Well. I’ve just enrolled in an on-line writing course. Or I think I have. I’m still struggling to “navigate the course.”

It’s that “on-line” thing that has created the problem. The confusion and uncertainty.

In my mind, I imagined a real teacher, in a real classroom, standing behind a wooden desk, facing all her eager students. And I would be one of those.

I’d hear the soft scratch of the chalk as she wrote our assignments on the blackboard and later she’d let me clap the erasers together to clean them.
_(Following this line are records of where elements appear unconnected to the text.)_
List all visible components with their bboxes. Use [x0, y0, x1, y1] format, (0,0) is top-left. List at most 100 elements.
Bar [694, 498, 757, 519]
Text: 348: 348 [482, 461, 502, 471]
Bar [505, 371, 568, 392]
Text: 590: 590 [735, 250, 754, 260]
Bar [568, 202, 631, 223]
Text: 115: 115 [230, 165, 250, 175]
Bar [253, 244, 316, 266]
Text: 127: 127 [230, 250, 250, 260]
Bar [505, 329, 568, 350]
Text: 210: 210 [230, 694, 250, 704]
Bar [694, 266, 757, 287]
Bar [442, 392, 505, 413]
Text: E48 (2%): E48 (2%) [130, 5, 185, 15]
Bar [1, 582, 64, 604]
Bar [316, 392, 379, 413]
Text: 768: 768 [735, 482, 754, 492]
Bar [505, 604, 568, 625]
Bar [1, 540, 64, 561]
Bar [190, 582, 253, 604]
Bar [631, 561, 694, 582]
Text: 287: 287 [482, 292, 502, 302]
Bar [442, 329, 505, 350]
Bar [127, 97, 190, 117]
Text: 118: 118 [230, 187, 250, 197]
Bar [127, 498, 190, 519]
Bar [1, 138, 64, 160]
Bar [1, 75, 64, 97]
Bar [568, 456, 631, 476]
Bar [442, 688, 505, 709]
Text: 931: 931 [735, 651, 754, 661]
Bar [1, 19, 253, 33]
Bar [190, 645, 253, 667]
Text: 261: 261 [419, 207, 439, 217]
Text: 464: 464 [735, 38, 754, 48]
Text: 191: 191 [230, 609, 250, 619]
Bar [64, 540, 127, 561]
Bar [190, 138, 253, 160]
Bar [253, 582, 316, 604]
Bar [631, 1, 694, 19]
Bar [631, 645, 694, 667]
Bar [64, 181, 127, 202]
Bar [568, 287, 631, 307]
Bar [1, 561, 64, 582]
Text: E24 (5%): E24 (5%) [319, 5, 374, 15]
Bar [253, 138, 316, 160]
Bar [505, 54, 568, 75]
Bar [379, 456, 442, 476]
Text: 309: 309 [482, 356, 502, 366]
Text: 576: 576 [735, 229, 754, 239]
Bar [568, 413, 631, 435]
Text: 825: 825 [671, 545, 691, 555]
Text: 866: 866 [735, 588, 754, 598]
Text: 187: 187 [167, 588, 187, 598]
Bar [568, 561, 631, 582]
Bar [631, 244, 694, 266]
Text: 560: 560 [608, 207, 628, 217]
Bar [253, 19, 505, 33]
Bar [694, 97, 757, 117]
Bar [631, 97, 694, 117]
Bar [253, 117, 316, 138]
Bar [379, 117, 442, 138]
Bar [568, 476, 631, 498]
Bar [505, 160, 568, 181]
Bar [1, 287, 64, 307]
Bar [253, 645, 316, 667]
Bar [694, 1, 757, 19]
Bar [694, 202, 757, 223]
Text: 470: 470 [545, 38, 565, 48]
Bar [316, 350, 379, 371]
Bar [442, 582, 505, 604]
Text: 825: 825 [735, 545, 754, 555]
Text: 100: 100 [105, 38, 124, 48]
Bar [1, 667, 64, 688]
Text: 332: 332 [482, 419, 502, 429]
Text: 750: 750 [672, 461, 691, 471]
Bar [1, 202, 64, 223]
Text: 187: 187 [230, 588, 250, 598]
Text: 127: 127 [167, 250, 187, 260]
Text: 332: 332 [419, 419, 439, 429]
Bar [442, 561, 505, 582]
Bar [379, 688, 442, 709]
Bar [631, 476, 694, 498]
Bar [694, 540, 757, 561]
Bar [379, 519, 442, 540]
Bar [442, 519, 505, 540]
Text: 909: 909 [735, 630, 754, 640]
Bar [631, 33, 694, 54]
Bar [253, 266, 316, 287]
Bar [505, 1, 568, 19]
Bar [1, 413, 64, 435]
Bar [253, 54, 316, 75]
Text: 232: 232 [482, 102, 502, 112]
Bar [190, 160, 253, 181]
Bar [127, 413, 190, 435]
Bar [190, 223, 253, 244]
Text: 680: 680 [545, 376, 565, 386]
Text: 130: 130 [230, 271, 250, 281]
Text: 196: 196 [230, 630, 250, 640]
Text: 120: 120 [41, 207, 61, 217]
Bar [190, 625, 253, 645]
A bully might pull on my pig-tail but the teacher would chastise him and take pity on me.

And so it would go.

Last week’s “enrollment” material quickly disabused me of that longed-for image.

I was “invited,” via email, to enroll at the Haiku Learning Center.

That was the first alert.

Or should I say e-lert?

I don’t do Haiku or any other type of poetry.   I assumed, that as is usually the case, I had overlooked the fine print.

Emailed the “in-charge” person who assured me that the Haiku Learning Center is much more than poetry. That’s just their name.

I proceeded.

In filling in my info, I discovered a space for “parent” signature/approval.

Second e-lert.

Wrote “in-charge” person again. Told him I have no parents; only grandchildren and great-grandchildren and, that it looked like, yet again, I was walking down the wrong side of the street.

He wrote back and told me all was well; that the Haiku Learning people have classes for elementary school children as well as people like me.

Third e-lert?

Continued processing. Pressed wrong button. Lost all info I had sent. And received. E-mailed tech person. Pretty sure I still have missing elements. Some of it may be important. Hard to know.

I’ve sent in two lessons. Been chewed out by on-line teacher twice. I’m batting two for two. Has she no mercy?

There’s clearly a learning curve here. I just wonder which one will get to the finish line first: the curve or the learn.

This is obviously a work in process. I know it’s all taking place in a “cloud.” But right now, at least for me, it’s definitely not “Cloud Nine.”